There will be five Premier League fixtures on Armistice Day, and five on Remembrance Sunday. The idea that this is an established weekend of “solemn national contemplation” is balls. Will the pubs be shut? Will the betting shops? Will the lap-dancing clubs? At 11am on Saturday, will most people stop shopping for two minutes?
This is a march for an armistice, an armistice that three quarters of the population supports, and it will begin, hours after the two minutes’ silence, nearly two miles from the Cenotaph, from which it will then proceed even further away. In any case, there will be no one at the Cenotaph on Saturday apart from “Tommy Robinson” and a handful of his fanboys, either wondering where everyone was, or thinking that they had frightened them off.
Rishi Sunak and Suella Braverman will believe that anything is traditional if the Daily Telegraph says so, that anything is the view of Middle England if the Daily Mail says so, and that anything is the view of the white working class if The Sun says so.
There are no good solutions to the Hamas-Israel conflict, but I have very little sympathy with people characterising these as marches for peace.
If “Pro-Palestinian” protesters denounced Hamas, and demanded the release of hostages taken on 7 October, they’d have a much stronger case. Instead they call for Jihad, and chant “from the river to the sea”. It’s an Islamist show of strength.
Do you honestly that there are a million Islamists in Britain? Imagine what Britain would be like if that were true. The march is for a ceasefire, so according to YouGov, 76 per cent of people agree with the marchers, 58 per cent strongly so. Strong disagreement is confined to three per cent, one person in 33. Are there well over 50 million Hamas sympathisers in Britain? Are there 40 million staunch supporters of Hamas? Or, my dear three percenters, could it be that you are the ones who are out of step? And which other opinion that was held by only about two million people should be aggressively promoted by both main political parties and by the entire news media?
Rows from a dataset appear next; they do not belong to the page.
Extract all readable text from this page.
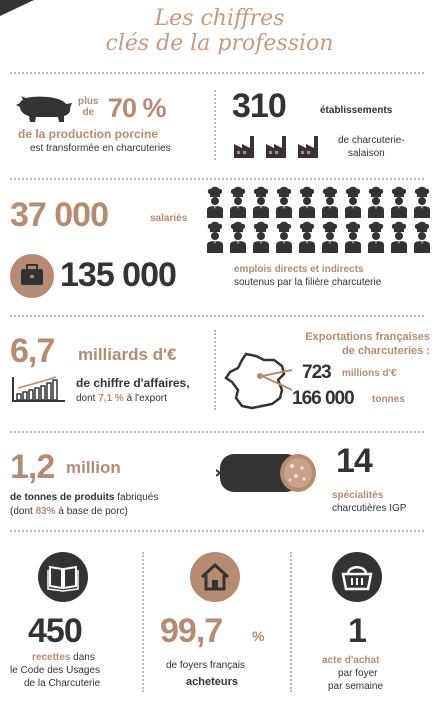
Les chiffres
clés de la profession
plus
de 70 %
de la production porcine
est transformée en charcuteries
310	établissements
de charcuterie-
salaison
37 000	salariés
135 000	emplois directs et indirects
soutenus par la filière charcuterie
6,7 milliards d'€
de chiffre d'affaires,
dont 7,1 % à l'export
Exportations françaises
de charcuteries :
723 millions d'€
166 000 tonnes
1,2 million
de tonnes de produits fabriqués
(dont 83% à base de porc)
14
spécialités
charcutières IGP
450
recettes dans
le Code des Usages
de la Charcuterie
99,7 %
de foyers français
acheteurs
1
acte d'achat
par foyer
par semaine
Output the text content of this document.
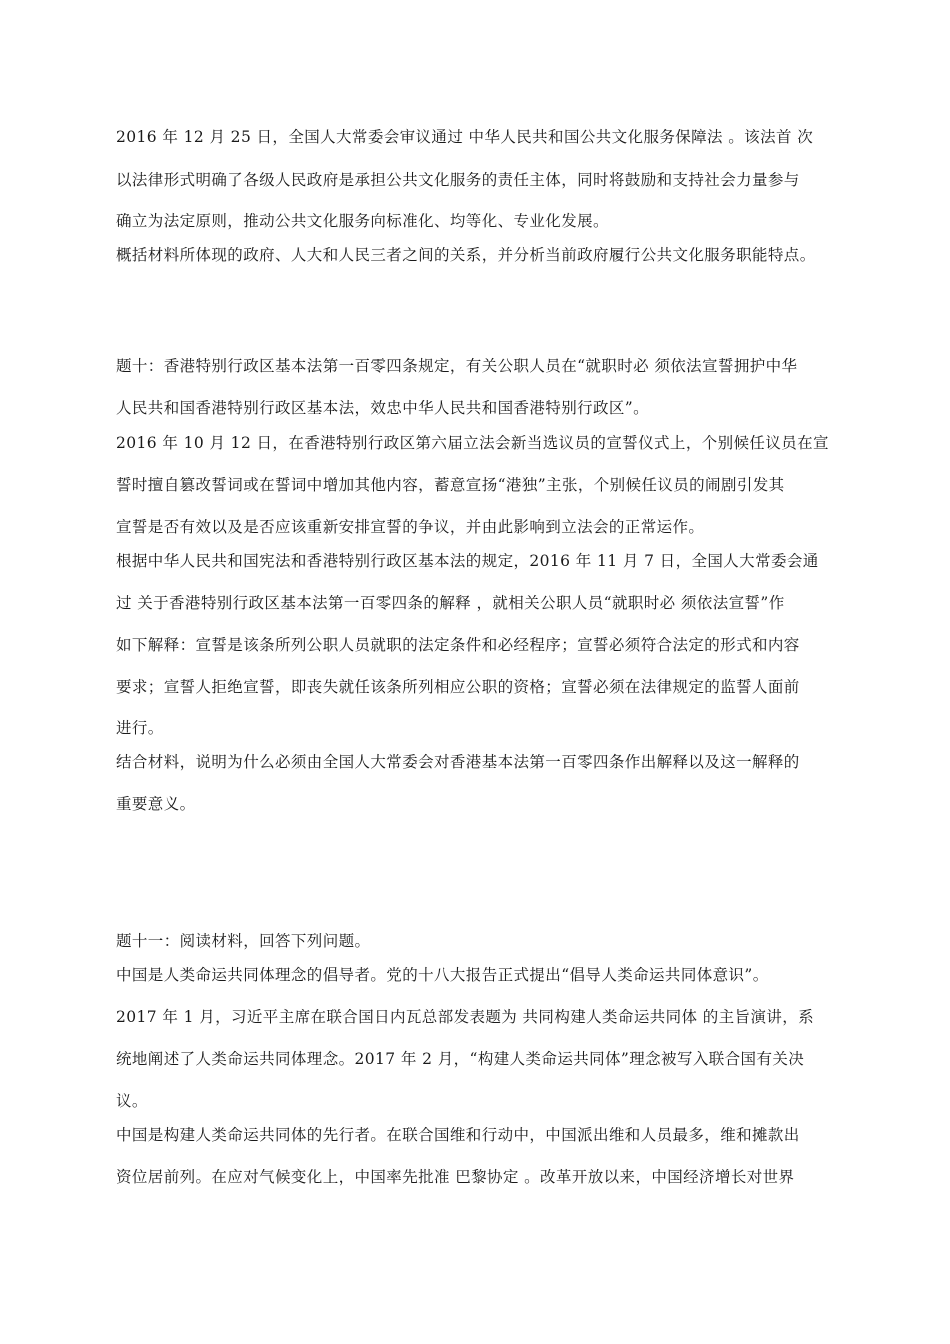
2016 年 12 月 25 日，全国人大常委会审议通过 中华人民共和国公共文化服务保障法 。该法首 次
以法律形式明确了各级人民政府是承担公共文化服务的责任主体，同时将鼓励和支持社会力量参与
确立为法定原则，推动公共文化服务向标准化、均等化、专业化发展。
概括材料所体现的政府、人大和人民三者之间的关系，并分析当前政府履行公共文化服务职能特点。
题十：香港特别行政区基本法第一百零四条规定，有关公职人员在“就职时必 须依法宣誓拥护中华
人民共和国香港特别行政区基本法，效忠中华人民共和国香港特别行政区”。
2016 年 10 月 12 日，在香港特别行政区第六届立法会新当选议员的宣誓仪式上，个别候任议员在宣
誓时擅自篡改誓词或在誓词中增加其他内容，蓄意宣扬“港独”主张，个别候任议员的闹剧引发其
宣誓是否有效以及是否应该重新安排宣誓的争议，并由此影响到立法会的正常运作。
根据中华人民共和国宪法和香港特别行政区基本法的规定，2016 年 11 月 7 日，全国人大常委会通
过 关于香港特别行政区基本法第一百零四条的解释 ，就相关公职人员“就职时必 须依法宣誓”作
如下解释：宣誓是该条所列公职人员就职的法定条件和必经程序；宣誓必须符合法定的形式和内容
要求；宣誓人拒绝宣誓，即丧失就任该条所列相应公职的资格；宣誓必须在法律规定的监誓人面前
进行。
结合材料，说明为什么必须由全国人大常委会对香港基本法第一百零四条作出解释以及这一解释的
重要意义。
题十一：阅读材料，回答下列问题。
中国是人类命运共同体理念的倡导者。党的十八大报告正式提出“倡导人类命运共同体意识”。
2017 年 1 月，习近平主席在联合国日内瓦总部发表题为 共同构建人类命运共同体 的主旨演讲，系
统地阐述了人类命运共同体理念。2017 年 2 月，“构建人类命运共同体”理念被写入联合国有关决
议。
中国是构建人类命运共同体的先行者。在联合国维和行动中，中国派出维和人员最多，维和摊款出
资位居前列。在应对气候变化上，中国率先批准 巴黎协定 。改革开放以来，中国经济增长对世界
Muhammad Kathem Sawalha, a former Hamas commander is the leader of Muslim Association of Britain, one of the groups organizing the ‘March for Peace’. Other groups involved have direct links and funding from Hamas.
The same Hamas who’s covenant has as its central goal the destruction of the state of Israel through Jihad.
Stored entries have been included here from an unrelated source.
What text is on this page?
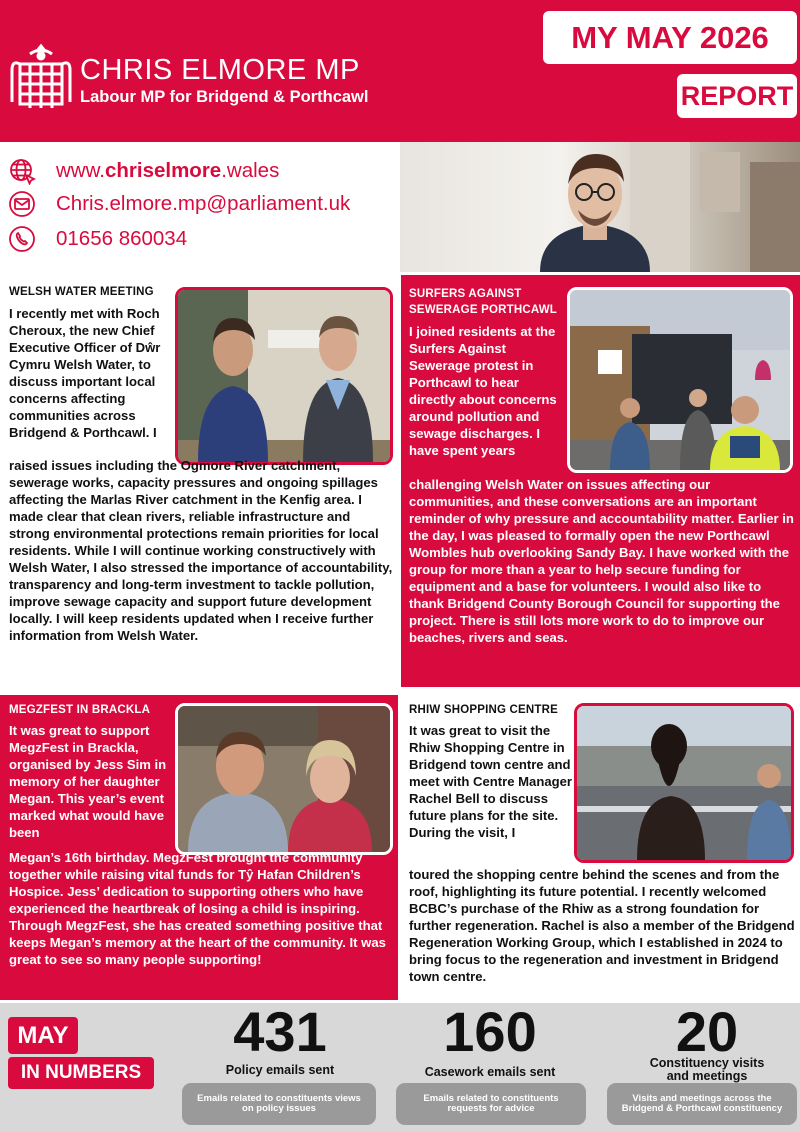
CHRIS ELMORE MP
Labour MP for Bridgend & Porthcawl
MY MAY 2026
REPORT
www.chriselmore.wales
Chris.elmore.mp@parliament.uk
01656 860034
WELSH WATER MEETING
I recently met with Roch Cheroux, the new Chief Executive Officer of Dŵr Cymru Welsh Water, to discuss important local concerns affecting communities across Bridgend & Porthcawl. I
raised issues including the Ogmore River catchment, sewerage works, capacity pressures and ongoing spillages affecting the Marlas River catchment in the Kenfig area. I made clear that clean rivers, reliable infrastructure and strong environmental protections remain priorities for local residents. While I will continue working constructively with Welsh Water, I also stressed the importance of accountability, transparency and long-term investment to tackle pollution, improve sewage capacity and support future development locally. I will keep residents updated when I receive further information from Welsh Water.
SURFERS AGAINST SEWERAGE PORTHCAWL
I joined residents at the Surfers Against Sewerage protest in Porthcawl to hear directly about concerns around pollution and sewage discharges. I have spent years
challenging Welsh Water on issues affecting our communities, and these conversations are an important reminder of why pressure and accountability matter. Earlier in the day, I was pleased to formally open the new Porthcawl Wombles hub overlooking Sandy Bay. I have worked with the group for more than a year to help secure funding for equipment and a base for volunteers. I would also like to thank Bridgend County Borough Council for supporting the project. There is still lots more work to do to improve our beaches, rivers and seas.
MEGZFEST IN BRACKLA
It was great to support MegzFest in Brackla, organised by Jess Sim in memory of her daughter Megan. This year’s event marked what would have been
Megan’s 16th birthday. MegzFest brought the community together while raising vital funds for Tŷ Hafan Children’s Hospice. Jess’ dedication to supporting others who have experienced the heartbreak of losing a child is inspiring. Through MegzFest, she has created something positive that keeps Megan’s memory at the heart of the community. It was great to see so many people supporting!
RHIW SHOPPING CENTRE
It was great to visit the Rhiw Shopping Centre in Bridgend town centre and meet with Centre Manager Rachel Bell to discuss future plans for the site. During the visit, I
toured the shopping centre behind the scenes and from the roof, highlighting its future potential. I recently welcomed BCBC’s purchase of the Rhiw as a strong foundation for further regeneration. Rachel is also a member of the Bridgend Regeneration Working Group, which I established in 2024 to bring focus to the regeneration and investment in Bridgend town centre.
MAY
IN NUMBERS
431
Policy emails sent
Emails related to constituents views on policy issues
160
Casework emails sent
Emails related to constituents requests for advice
20
Constituency visits and meetings
Visits and meetings across the Bridgend & Porthcawl constituency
Suella Braverman’s description of the March as a ‘hate march’ is reasonable.
If the marchers are so respectful of everyone, why can’t they hold their demonstration on another day? The meaning of their cause would still be the same. Having the march on November 11th attracts attention for them, but the 1918 Armistice has no real relation to it. The demonstration itself will make no difference to the war, but is liable to promote hostility towards people seen as being on both sides of the conflict, whether they are directly involved or not. The demonstrators should stand down if their intention is to promote peace.
Let them do it, they’ll have the same effect on observers as Champagne Charlie’s posts do on here if they behave as they have previously. i.e make one wonder what’s wrong with them.
Where did the numbers come into it?
MG is right, ‘from the river to the sea’ is no cry for peace.
Those words remind me of Calgacus,
“they make a desert, they call it peace.”
Anyone yet had the stomach to see if the videos of what Hamas did on the 7th are still available on the internet? I’ve not, but one day they will be looked at in the same way we look at the Nazi Death Camps.
I doubt even the SS, had they had mobile phones, would have called up their mums and sent videos of what they had done for parental approval.
Quite frankly anyone who supports that march needs their moral compass examining.
I read, fascinated, the BBC (even then clearly pro-Hamas) report on how the Israelis rang up residents in a target block and told them to get out, even waited for the Arab contact to tell them it was clear, saying we don’t want to kill civilians, but we see things you can’t. They even dropped ‘bangers’ to prove they weren’t a hoax call.
Hamas on the other hand only phoned home after slaughtering, defiling, decapitating and kidnapping civilians. What is it with Islam and young girls?